15. Grilled Porterhouse Steak p.434

Very similar to this recipe

This recipe has four ingredients. A big porterhouse, cracked peppers, salt, and fire. This is manly steak grilling time, the opportunity to show off your grilling kung-fu. You just dropped a bundle on these steaks and they are now in your hands. Don’t mess up.

I find grilling steak a bit intimidating, I’m doing my very best to learn the vagueries of how different bits of cow react to fire but it’s a big job. I’ve been practicing the palm of the palm technique for judging doneness, and trying to get a sense of how hot a grill really is by holding my hand over it for X seconds. But all in all last summer was full of very mixed grilled steak results. The steaks I was sure were just shy of medium rare went all all the way from bloody to crispy. I don’t seem to have this problem in a pan, it’s just when I get outside. I suppose a lot has to do with hotspots and the weather outdoors, but I think the common factor is me. I’m pretty sure that my grilling chi is out of alignment.

I’m also a bit confused about steaks themselves.

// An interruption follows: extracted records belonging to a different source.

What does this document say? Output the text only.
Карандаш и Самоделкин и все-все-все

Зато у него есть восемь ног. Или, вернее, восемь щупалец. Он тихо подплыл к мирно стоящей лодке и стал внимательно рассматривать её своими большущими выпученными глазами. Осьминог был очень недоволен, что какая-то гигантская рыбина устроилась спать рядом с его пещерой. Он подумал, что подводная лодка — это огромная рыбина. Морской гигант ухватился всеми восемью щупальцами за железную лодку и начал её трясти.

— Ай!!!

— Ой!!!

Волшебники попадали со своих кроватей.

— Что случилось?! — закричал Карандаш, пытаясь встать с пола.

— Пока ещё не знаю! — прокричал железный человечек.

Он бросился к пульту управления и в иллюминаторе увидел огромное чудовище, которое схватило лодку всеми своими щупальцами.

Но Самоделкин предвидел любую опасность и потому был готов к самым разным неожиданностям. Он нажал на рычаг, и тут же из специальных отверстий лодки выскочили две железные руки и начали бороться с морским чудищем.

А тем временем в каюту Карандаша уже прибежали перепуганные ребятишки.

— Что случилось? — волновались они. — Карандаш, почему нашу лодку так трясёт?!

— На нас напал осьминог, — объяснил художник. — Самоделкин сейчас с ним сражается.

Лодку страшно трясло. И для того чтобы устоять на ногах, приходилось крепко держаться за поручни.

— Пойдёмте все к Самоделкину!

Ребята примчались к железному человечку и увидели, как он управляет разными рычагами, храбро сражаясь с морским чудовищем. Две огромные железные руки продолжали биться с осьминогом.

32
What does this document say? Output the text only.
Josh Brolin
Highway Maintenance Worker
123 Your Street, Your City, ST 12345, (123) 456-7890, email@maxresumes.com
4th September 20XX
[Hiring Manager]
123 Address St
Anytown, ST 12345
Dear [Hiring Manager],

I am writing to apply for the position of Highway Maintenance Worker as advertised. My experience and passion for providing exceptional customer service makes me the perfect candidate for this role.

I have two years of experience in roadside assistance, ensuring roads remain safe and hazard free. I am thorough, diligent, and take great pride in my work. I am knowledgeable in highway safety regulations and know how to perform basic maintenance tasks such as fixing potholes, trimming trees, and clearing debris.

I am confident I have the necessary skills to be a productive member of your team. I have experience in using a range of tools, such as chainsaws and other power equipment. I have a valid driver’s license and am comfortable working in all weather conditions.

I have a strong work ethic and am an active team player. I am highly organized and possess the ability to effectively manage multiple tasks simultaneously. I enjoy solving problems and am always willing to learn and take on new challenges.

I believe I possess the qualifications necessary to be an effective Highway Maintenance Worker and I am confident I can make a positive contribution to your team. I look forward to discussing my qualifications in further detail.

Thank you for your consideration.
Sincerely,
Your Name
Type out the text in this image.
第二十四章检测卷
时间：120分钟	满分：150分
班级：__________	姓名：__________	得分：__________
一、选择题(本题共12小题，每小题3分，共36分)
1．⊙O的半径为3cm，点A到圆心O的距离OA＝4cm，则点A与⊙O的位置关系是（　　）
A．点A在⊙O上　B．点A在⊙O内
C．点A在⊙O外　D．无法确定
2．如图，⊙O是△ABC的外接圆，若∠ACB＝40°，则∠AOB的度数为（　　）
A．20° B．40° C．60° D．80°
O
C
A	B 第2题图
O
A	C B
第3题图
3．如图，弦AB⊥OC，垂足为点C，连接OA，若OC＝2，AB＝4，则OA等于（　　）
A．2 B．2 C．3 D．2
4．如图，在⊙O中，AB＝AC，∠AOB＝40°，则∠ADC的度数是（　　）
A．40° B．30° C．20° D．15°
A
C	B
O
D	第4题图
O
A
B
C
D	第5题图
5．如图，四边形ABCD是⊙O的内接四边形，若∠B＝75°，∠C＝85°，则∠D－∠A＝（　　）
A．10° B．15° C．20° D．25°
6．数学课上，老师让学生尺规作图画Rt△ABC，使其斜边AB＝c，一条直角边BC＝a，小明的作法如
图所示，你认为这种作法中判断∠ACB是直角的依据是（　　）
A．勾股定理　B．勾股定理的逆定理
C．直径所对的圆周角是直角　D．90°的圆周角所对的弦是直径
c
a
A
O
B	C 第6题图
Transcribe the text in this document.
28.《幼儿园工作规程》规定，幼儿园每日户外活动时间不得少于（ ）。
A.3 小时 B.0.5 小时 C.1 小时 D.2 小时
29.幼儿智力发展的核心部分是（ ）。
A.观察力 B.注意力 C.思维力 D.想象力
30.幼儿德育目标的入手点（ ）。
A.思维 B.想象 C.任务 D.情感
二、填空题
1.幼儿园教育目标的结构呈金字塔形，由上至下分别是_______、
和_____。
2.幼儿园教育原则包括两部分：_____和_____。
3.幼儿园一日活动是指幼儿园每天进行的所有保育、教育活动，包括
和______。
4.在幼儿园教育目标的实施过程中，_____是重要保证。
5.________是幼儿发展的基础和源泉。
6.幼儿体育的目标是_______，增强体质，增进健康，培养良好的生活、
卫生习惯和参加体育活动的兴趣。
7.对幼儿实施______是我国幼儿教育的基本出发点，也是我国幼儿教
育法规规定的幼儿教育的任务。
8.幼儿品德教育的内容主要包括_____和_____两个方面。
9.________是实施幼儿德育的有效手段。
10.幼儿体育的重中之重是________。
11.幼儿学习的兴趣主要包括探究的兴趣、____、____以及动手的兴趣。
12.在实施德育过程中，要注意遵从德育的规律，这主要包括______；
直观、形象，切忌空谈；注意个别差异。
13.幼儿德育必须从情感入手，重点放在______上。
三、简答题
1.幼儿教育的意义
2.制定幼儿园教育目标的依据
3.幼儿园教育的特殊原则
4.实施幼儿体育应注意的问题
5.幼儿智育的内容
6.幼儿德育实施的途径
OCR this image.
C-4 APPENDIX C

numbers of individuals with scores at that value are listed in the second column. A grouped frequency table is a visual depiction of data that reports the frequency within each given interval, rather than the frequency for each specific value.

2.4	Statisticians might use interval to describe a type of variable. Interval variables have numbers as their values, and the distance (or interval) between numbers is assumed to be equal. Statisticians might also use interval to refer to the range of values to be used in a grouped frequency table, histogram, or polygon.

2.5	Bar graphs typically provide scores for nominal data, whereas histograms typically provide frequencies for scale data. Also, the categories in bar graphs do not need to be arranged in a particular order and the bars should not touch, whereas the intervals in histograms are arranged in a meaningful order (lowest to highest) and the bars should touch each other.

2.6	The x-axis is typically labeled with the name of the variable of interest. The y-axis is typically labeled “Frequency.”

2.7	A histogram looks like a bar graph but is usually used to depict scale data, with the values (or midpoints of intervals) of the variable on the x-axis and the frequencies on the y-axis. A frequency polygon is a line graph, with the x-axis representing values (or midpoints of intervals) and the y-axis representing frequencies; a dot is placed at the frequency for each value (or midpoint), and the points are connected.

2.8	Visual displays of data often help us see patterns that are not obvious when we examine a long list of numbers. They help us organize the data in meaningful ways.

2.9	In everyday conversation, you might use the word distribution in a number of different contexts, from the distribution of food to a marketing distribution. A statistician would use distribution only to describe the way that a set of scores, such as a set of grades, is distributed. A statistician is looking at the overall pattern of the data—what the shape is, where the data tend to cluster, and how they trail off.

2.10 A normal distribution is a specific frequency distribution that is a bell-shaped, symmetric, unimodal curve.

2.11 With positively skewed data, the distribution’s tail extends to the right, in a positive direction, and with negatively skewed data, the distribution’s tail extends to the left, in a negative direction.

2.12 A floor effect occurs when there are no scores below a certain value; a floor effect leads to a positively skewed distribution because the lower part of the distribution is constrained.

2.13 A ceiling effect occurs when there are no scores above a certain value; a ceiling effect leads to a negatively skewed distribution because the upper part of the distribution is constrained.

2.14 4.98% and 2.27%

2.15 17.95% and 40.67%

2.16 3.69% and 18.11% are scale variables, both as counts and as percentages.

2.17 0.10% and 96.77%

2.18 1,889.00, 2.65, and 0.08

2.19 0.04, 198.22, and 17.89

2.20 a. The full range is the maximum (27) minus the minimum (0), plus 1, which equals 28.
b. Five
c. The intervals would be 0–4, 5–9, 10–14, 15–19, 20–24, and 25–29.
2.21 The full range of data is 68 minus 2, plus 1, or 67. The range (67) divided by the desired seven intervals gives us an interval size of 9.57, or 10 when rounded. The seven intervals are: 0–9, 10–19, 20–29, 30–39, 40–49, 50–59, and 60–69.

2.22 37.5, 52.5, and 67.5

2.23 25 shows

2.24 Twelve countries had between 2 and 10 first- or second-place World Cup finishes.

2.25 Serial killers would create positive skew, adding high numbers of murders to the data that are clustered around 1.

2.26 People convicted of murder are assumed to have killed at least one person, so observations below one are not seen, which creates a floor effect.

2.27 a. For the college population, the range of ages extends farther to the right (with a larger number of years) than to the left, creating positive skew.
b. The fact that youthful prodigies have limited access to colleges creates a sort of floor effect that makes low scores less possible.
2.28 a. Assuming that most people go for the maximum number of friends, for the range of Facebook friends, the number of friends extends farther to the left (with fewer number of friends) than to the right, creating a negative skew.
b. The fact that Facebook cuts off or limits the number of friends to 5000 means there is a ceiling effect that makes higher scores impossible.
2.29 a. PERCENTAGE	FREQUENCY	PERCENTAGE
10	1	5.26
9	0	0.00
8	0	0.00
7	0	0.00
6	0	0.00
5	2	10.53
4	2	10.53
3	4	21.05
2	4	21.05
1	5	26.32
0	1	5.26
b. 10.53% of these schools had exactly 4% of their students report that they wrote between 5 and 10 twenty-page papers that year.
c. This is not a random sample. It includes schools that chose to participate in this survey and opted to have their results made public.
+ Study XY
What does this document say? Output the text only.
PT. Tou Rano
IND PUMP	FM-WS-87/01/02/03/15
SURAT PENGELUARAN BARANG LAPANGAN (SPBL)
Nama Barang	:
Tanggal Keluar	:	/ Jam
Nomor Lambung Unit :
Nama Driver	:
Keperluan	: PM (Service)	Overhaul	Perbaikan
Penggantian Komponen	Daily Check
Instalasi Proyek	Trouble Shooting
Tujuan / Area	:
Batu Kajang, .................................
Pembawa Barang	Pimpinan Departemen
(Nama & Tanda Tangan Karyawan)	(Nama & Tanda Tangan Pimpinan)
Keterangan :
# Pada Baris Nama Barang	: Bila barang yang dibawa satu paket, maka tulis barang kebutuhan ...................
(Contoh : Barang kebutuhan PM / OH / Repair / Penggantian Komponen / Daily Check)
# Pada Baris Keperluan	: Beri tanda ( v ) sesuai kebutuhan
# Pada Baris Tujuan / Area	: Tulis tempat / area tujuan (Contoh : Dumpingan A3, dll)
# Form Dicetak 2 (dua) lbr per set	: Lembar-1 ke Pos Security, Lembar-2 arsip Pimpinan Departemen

The recipe here calls for porterhouses. Turns out all porterhouses are T-bones, but not all T-bones are porterhouses. Apparently this has to do with the amount of tenderloin on the steak… who knew? Looking at the above picture I suppose I didn’t get a porterhouse, or a T-bone, at all. As far as I can tell I used striploin steaks. Which are T-bones, without the tenderloin attached. Confused? I sure am. To add a fun layer of complexity, in Quebec meat is billed using its French name, English translations are sometimes spotty and always metric. Remember that your 12 oz porterhouse is really a 340 gram chateaubriand.

In the end I got some very nice looking meat, that I salted, peppered and slapped on the grill. This was the first time I’d used this particular grill, and had no clue how it behaved. All in all I think I did OK. Goldilocks would have been proud, our three steaks were overdone, underdone, and just right.

The recipe (in the book, not the linked version) recommends searing the steaks for a couple minutes over very hight heat and then moving them to a cooler spot to finish cooking for ~15 minutes. They also recommend using a meat thermometer to check for doneness. This would have been a great idea if I’d had a meat thermomitor up on the island, and if my steaks hadn’t nearly finished cooking in the few minutes it took to sear them. The recipe does call for one and half inch steaks, mine were more like an inch thick, so this could explain the cooking times.

Overall everyone was delighted with their beef, I like mine on the rare side, and one of my dining companions prefers her steak grey. We all won. I think I butchered my adherence to the recipe pretty badly here, so I’m not sure I’m fit to comment on it. Pleasantly, summer is around the corner, and I’ll have ample opportunity to redo this. Yup, I’ll have to make a big succulent porterhouse in the name of science… life is hard.